Losing Your Identity

Who are you?

That is a question many people who search for truth grapple with.  Most will answer with their name, a description of their job/career, role in a family, activities they excel at, etc.  But that's not really the answer, is it?

I spent a good portion of my life striving to be someone.  I took all the steps to become educated.  At an early age, I became a Mom.  I dedicated my years to being a great Mom and successfully fought the stereotype of a young, single mom.  My career grew and I became a leader in my organization.  I was healthy and fit. 
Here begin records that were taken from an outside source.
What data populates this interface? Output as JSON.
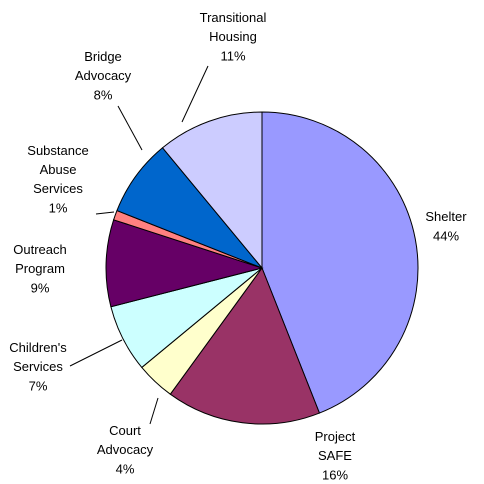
{
  "chart_data": {
    "type": "pie",
    "categories": [
      "Shelter",
      "Project SAFE",
      "Court Advocacy",
      "Children's Services",
      "Outreach Program",
      "Substance Abuse Services",
      "Bridge Advocacy",
      "Transitional Housing"
    ],
    "values": [
      44,
      16,
      4,
      7,
      9,
      1,
      8,
      11
    ],
    "value_labels": [
      "44%",
      "16%",
      "4%",
      "7%",
      "9%",
      "1%",
      "8%",
      "11%"
    ],
    "colors": [
      "#9999ff",
      "#993366",
      "#ffffcc",
      "#ccffff",
      "#660066",
      "#ff8080",
      "#0066cc",
      "#ccccff"
    ]
  }
}
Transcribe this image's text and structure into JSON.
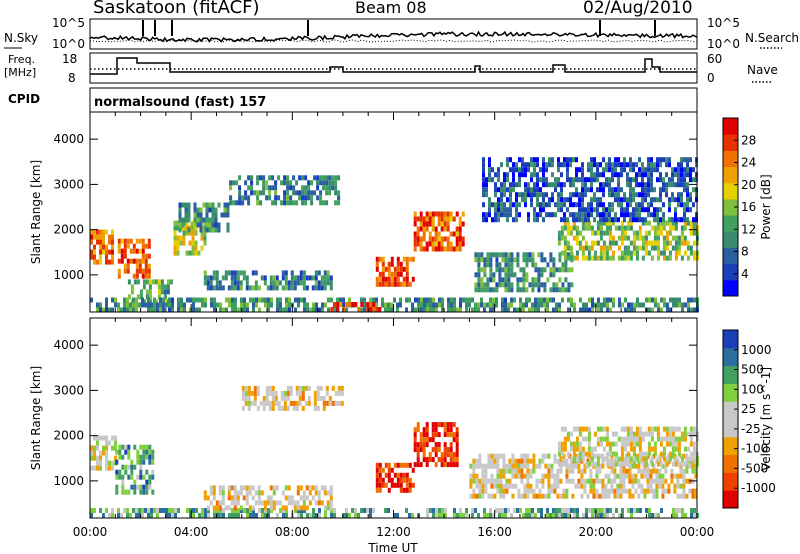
{
  "header": {
    "station": "Saskatoon (fitACF)",
    "beam": "Beam 08",
    "date": "02/Aug/2010"
  },
  "top_panels": {
    "nsky_label": "N.Sky",
    "nsearch_label": "N.Search",
    "noise_ticks": [
      "10^5",
      "10^0"
    ],
    "freq_label_line1": "Freq.",
    "freq_label_line2": "[MHz]",
    "freq_ticks": [
      "18",
      "8"
    ],
    "nave_label": "Nave",
    "nave_ticks": [
      "60",
      "0"
    ],
    "cpid_label": "CPID",
    "cpid_text": "normalsound (fast) 157"
  },
  "chart_data": [
    {
      "type": "heatmap",
      "title": "",
      "xlabel": "Time UT",
      "ylabel": "Slant Range [km]",
      "x_ticks": [
        "00:00",
        "04:00",
        "08:00",
        "12:00",
        "16:00",
        "20:00",
        "00:00"
      ],
      "y_ticks": [
        1000,
        2000,
        3000,
        4000
      ],
      "ylim": [
        180,
        4600
      ],
      "colorbar": {
        "label": "Power [dB]",
        "ticks": [
          "28",
          "24",
          "20",
          "16",
          "12",
          "8",
          "4"
        ],
        "colors": [
          "#0000ff",
          "#1a3fb8",
          "#2a5fa0",
          "#3a8a70",
          "#3fa060",
          "#7fbf3f",
          "#e6d000",
          "#f0a000",
          "#f07000",
          "#e83000",
          "#e00000"
        ]
      },
      "regions": [
        {
          "t0": 0.0,
          "t1": 0.9,
          "r0": 1300,
          "r1": 2000,
          "level": 0.75
        },
        {
          "t0": 1.1,
          "t1": 2.4,
          "r0": 1000,
          "r1": 1800,
          "level": 0.8
        },
        {
          "t0": 1.5,
          "t1": 3.2,
          "r0": 400,
          "r1": 900,
          "level": 0.4
        },
        {
          "t0": 0.0,
          "t1": 24.0,
          "r0": 180,
          "r1": 500,
          "level": 0.35
        },
        {
          "t0": 3.3,
          "t1": 4.6,
          "r0": 1500,
          "r1": 2200,
          "level": 0.55
        },
        {
          "t0": 5.5,
          "t1": 9.8,
          "r0": 2600,
          "r1": 3200,
          "level": 0.3
        },
        {
          "t0": 3.5,
          "t1": 5.5,
          "r0": 2000,
          "r1": 2600,
          "level": 0.35
        },
        {
          "t0": 4.5,
          "t1": 9.5,
          "r0": 700,
          "r1": 1100,
          "level": 0.3
        },
        {
          "t0": 9.5,
          "t1": 11.5,
          "r0": 180,
          "r1": 400,
          "level": 0.9
        },
        {
          "t0": 11.3,
          "t1": 12.8,
          "r0": 800,
          "r1": 1400,
          "level": 0.85
        },
        {
          "t0": 12.8,
          "t1": 14.8,
          "r0": 1600,
          "r1": 2400,
          "level": 0.8
        },
        {
          "t0": 15.2,
          "t1": 19.0,
          "r0": 700,
          "r1": 1500,
          "level": 0.35
        },
        {
          "t0": 18.5,
          "t1": 24.0,
          "r0": 1400,
          "r1": 2200,
          "level": 0.5
        },
        {
          "t0": 15.5,
          "t1": 24.0,
          "r0": 2200,
          "r1": 3600,
          "level": 0.2
        }
      ]
    },
    {
      "type": "heatmap",
      "title": "",
      "xlabel": "Time UT",
      "ylabel": "Slant Range [km]",
      "x_ticks": [
        "00:00",
        "04:00",
        "08:00",
        "12:00",
        "16:00",
        "20:00",
        "00:00"
      ],
      "y_ticks": [
        1000,
        2000,
        3000,
        4000
      ],
      "ylim": [
        180,
        4600
      ],
      "colorbar": {
        "label": "Velocity [m s^-1]",
        "ticks": [
          "1000",
          "500",
          "100",
          "25",
          "-25",
          "-100",
          "-500",
          "-1000"
        ],
        "colors": [
          "#e00000",
          "#f04000",
          "#f07000",
          "#f0a000",
          "#c8c8c8",
          "#c8c8c8",
          "#7fcf3f",
          "#3fa060",
          "#2a6fa0",
          "#1a3fb8"
        ]
      },
      "regions": [
        {
          "t0": 0.0,
          "t1": 1.0,
          "r0": 1300,
          "r1": 2000,
          "level": 0.5
        },
        {
          "t0": 1.0,
          "t1": 2.5,
          "r0": 800,
          "r1": 1800,
          "level": 0.75
        },
        {
          "t0": 0.0,
          "t1": 24.0,
          "r0": 180,
          "r1": 400,
          "level": 0.7
        },
        {
          "t0": 6.0,
          "t1": 10.0,
          "r0": 2600,
          "r1": 3100,
          "level": 0.45
        },
        {
          "t0": 4.5,
          "t1": 9.5,
          "r0": 400,
          "r1": 900,
          "level": 0.45
        },
        {
          "t0": 11.3,
          "t1": 12.8,
          "r0": 800,
          "r1": 1400,
          "level": 0.1
        },
        {
          "t0": 12.8,
          "t1": 14.5,
          "r0": 1400,
          "r1": 2300,
          "level": 0.12
        },
        {
          "t0": 15.0,
          "t1": 24.0,
          "r0": 700,
          "r1": 1600,
          "level": 0.45
        },
        {
          "t0": 18.5,
          "t1": 24.0,
          "r0": 1400,
          "r1": 2200,
          "level": 0.5
        }
      ]
    }
  ]
}
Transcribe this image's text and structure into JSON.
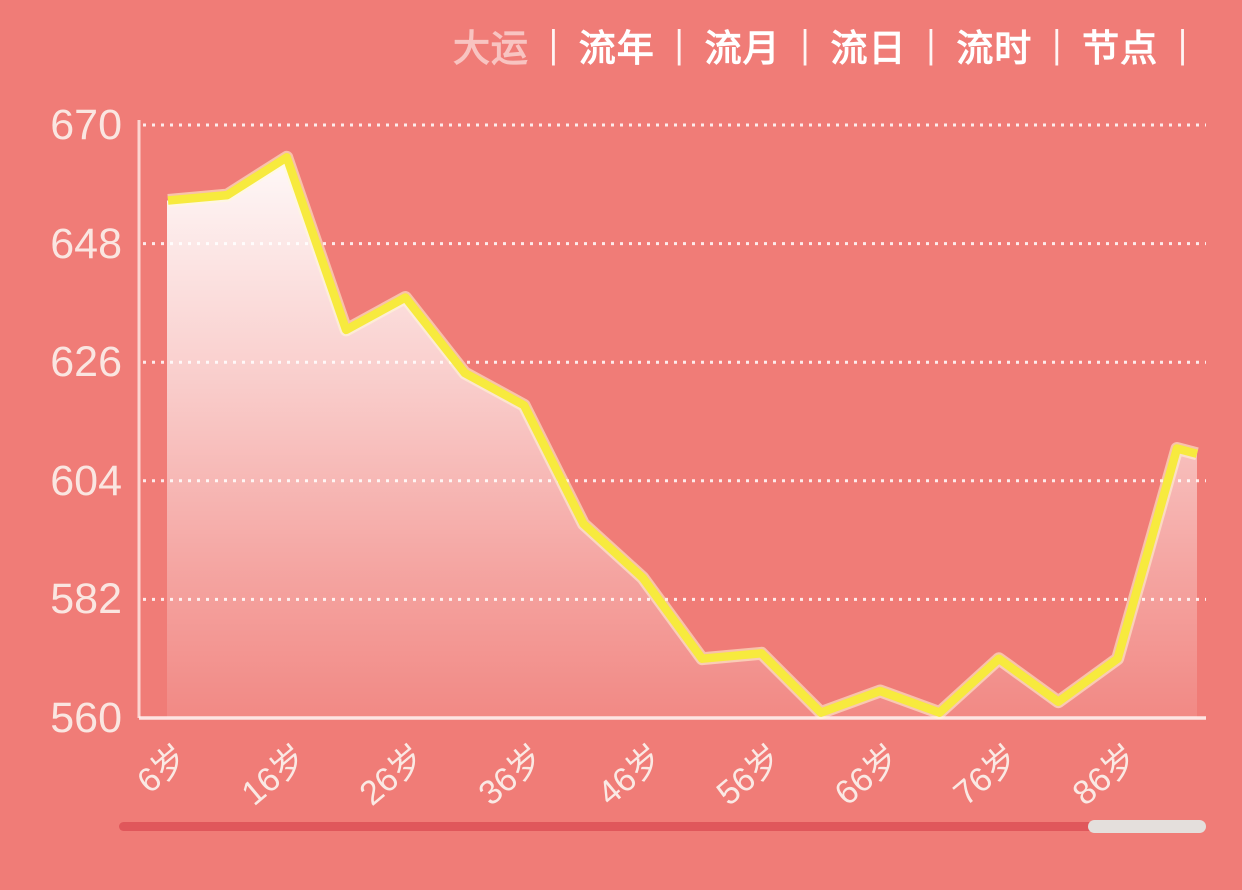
{
  "header": {
    "tabs": [
      {
        "label": "大运",
        "dim": true
      },
      {
        "label": "流年",
        "dim": false
      },
      {
        "label": "流月",
        "dim": false
      },
      {
        "label": "流日",
        "dim": false
      },
      {
        "label": "流时",
        "dim": false
      },
      {
        "label": "节点",
        "dim": false
      }
    ],
    "separator": "|"
  },
  "chart_data": {
    "type": "area",
    "title": "",
    "x_unit": "岁",
    "x": [
      6,
      11,
      16,
      21,
      26,
      31,
      36,
      41,
      46,
      51,
      56,
      61,
      66,
      71,
      76,
      81,
      86,
      91
    ],
    "values": [
      656,
      657,
      664,
      632,
      638,
      624,
      618,
      596,
      586,
      571,
      572,
      561,
      565,
      561,
      571,
      563,
      571,
      610
    ],
    "clipped_end_value": 609,
    "y_ticks": [
      670,
      648,
      626,
      604,
      582,
      560
    ],
    "x_tick_labels": [
      "6岁",
      "16岁",
      "26岁",
      "36岁",
      "46岁",
      "56岁",
      "66岁",
      "76岁",
      "86岁"
    ],
    "ylim": [
      560,
      670
    ],
    "grid": "horizontal-dotted",
    "legend": "none",
    "line_color": "#F7EA3E",
    "area_fill": "white gradient fading downward over coral background"
  },
  "colors": {
    "background": "#F07C77",
    "line": "#F7EA3E",
    "axis": "rgba(255,235,230,0.8)",
    "tick_label": "#FBEFEA",
    "tab_bright": "#FFFFFF",
    "tab_dim": "rgba(255,255,255,0.55)",
    "scrollbar_track": "#E0575B",
    "scrollbar_thumb": "#E4DFDC"
  }
}
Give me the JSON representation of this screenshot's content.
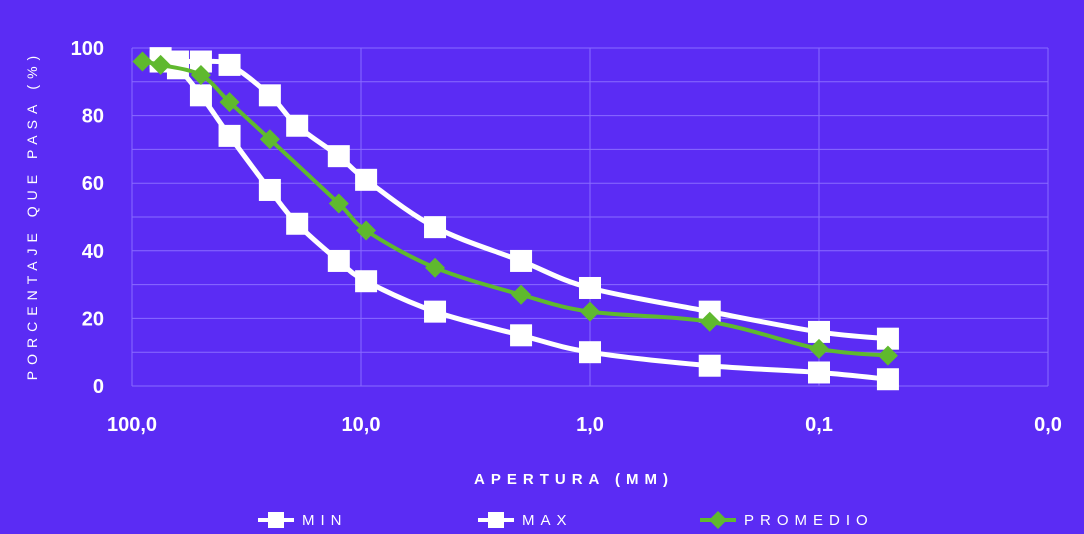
{
  "colors": {
    "background": "#5b2cf4",
    "grid": "#8a6bff",
    "min": "#ffffff",
    "max": "#ffffff",
    "promedio": "#5fb92e"
  },
  "chart_data": {
    "type": "line",
    "xlabel": "APERTURA (MM)",
    "ylabel": "PORCENTAJE QUE PASA (%)",
    "x_scale": "log",
    "x_reversed": true,
    "xlim": [
      100,
      0.01
    ],
    "ylim": [
      0,
      100
    ],
    "x_ticks": [
      100,
      10,
      1,
      0.1,
      0.01
    ],
    "x_tick_labels": [
      "100,0",
      "10,0",
      "1,0",
      "0,1",
      "0,0"
    ],
    "y_ticks": [
      0,
      20,
      40,
      60,
      80,
      100
    ],
    "y_tick_labels": [
      "0",
      "20",
      "40",
      "60",
      "80",
      "100"
    ],
    "grid": true,
    "legend_position": "bottom",
    "series": [
      {
        "name": "MIN",
        "marker": "square",
        "x": [
          75,
          63,
          50,
          37.5,
          25,
          19,
          12.5,
          9.5,
          4.75,
          2.0,
          1.0,
          0.3,
          0.1,
          0.05
        ],
        "y": [
          96,
          94,
          86,
          74,
          58,
          48,
          37,
          31,
          22,
          15,
          10,
          6,
          4,
          2
        ]
      },
      {
        "name": "MAX",
        "marker": "square",
        "x": [
          75,
          63,
          50,
          37.5,
          25,
          19,
          12.5,
          9.5,
          4.75,
          2.0,
          1.0,
          0.3,
          0.1,
          0.05
        ],
        "y": [
          97,
          96,
          96,
          95,
          86,
          77,
          68,
          61,
          47,
          37,
          29,
          22,
          16,
          14
        ]
      },
      {
        "name": "PROMEDIO",
        "marker": "diamond",
        "x": [
          90,
          75,
          50,
          37.5,
          25,
          12.5,
          9.5,
          4.75,
          2.0,
          1.0,
          0.3,
          0.1,
          0.05
        ],
        "y": [
          96,
          95,
          92,
          84,
          73,
          54,
          46,
          35,
          27,
          22,
          19,
          11,
          9
        ]
      }
    ]
  }
}
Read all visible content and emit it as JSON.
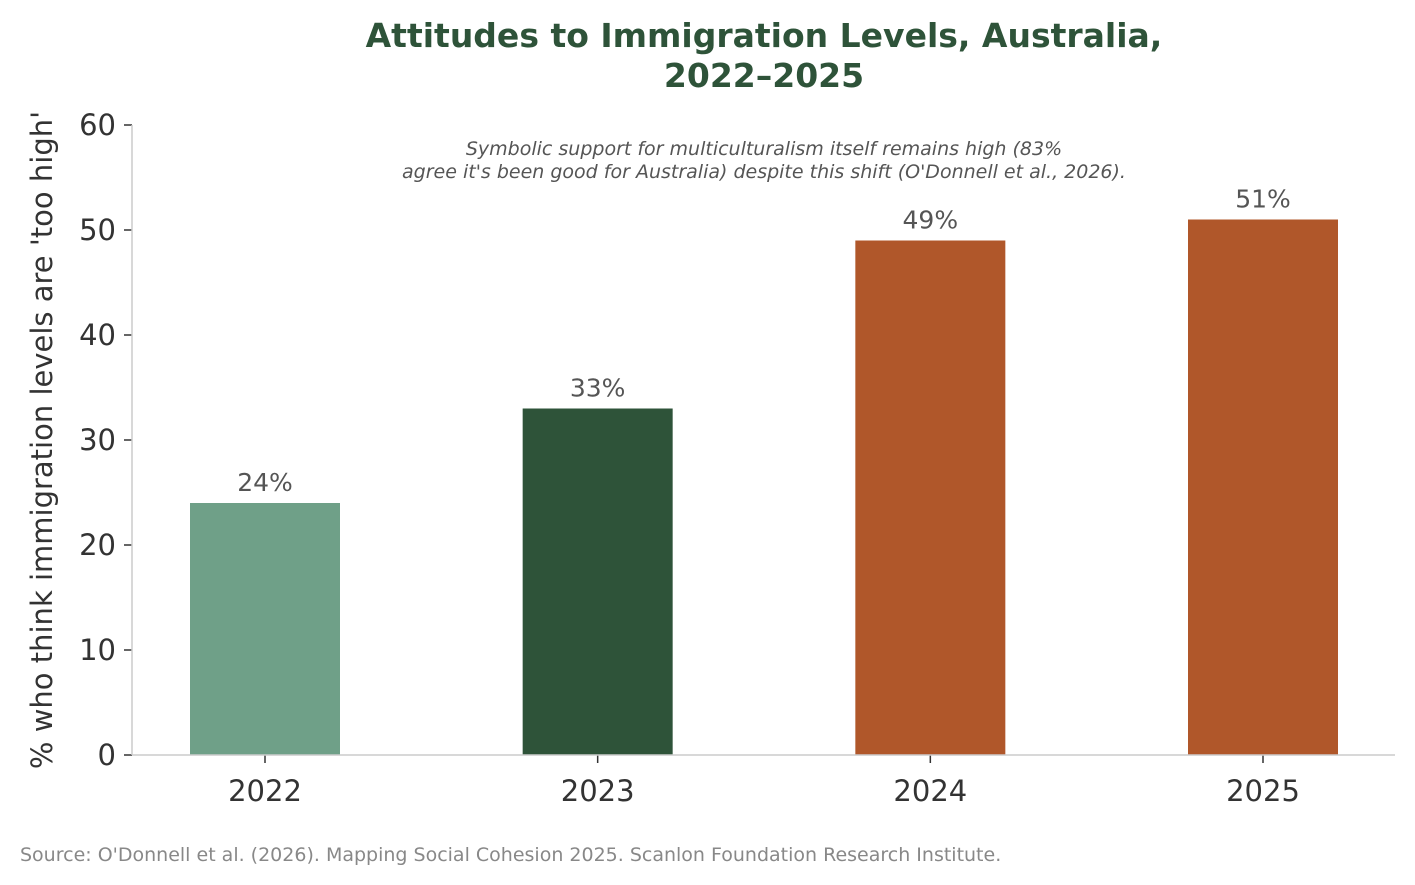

I identified with all of these things.  You have probably heard me say it before, I was a fiercely independent, career driven, healthy, single mom.  And I was successful at it.  I put my energy into it.  I was proud of my success.  I attached to it.  (Yes, I probably still attach to it:)

Then it was taken away.

When I say it was taken away, I simply mean, it changed.  I married.  I had another child.  I left my job and eventually had a complete career change, and struggled through it, even though I loved what  I did.  Chronic pain and burn-out lead to depression and lack of activity.

So I was no longer the person I thought I was.  I was now an unemployed, unhealthy, married mom of two.

I lost my identity.  I kind of crumbled, even though many of the changes were wonderful.  I had no idea who I was.  My role changed.  I had no idea where or how I fit in.  I was having an identity crisis.

I was also an entrepreneur.  And a yogi.  I began attaching again to those descriptors, which gave me a sense of belonging.  For a while, they fit, and I became proud of them.  But something was not working.  You see, I was still attaching to an idea.  I still AM attaching to an idea that I must BE something in order to have value.

My identity brings me value.  And we all need to feel valued.  My identity gives me a place to belong.  And we all need to feel like we belong.

So, I'm still grappling with who I am.  I have had glimpses of different levels of consciousness that bring tremendous joy and peace.  That is who I am, truly.  But I have manifested into me on this physical plane.  So who is me?  And why am I here?

I'm on this journey now.  I'm detaching (it is taking me a long time!) from my past identity... and releasing who that person was.  She had a purpose, and I'm learning gratitude for that.  I'm forming a new identity, and I'm working on being more flexible with it.  That Tina will also serve a purpose.  I'm uncertain what it is right now.  But, as opposed to feeling I had zero value when I was in a dark place of depression, I know that just by being here in this body with this spirit, I bring value.  Sometimes I just don't know what it is.  And that is OK.

We are all evolving all the time.  But when we attach to an identity, we can get stuck, and it can hinder our growth.  So, I think I'll look at this identity crisis as an identity evolution instead.  There is value in that.  Because now, more than ever, I feel alive.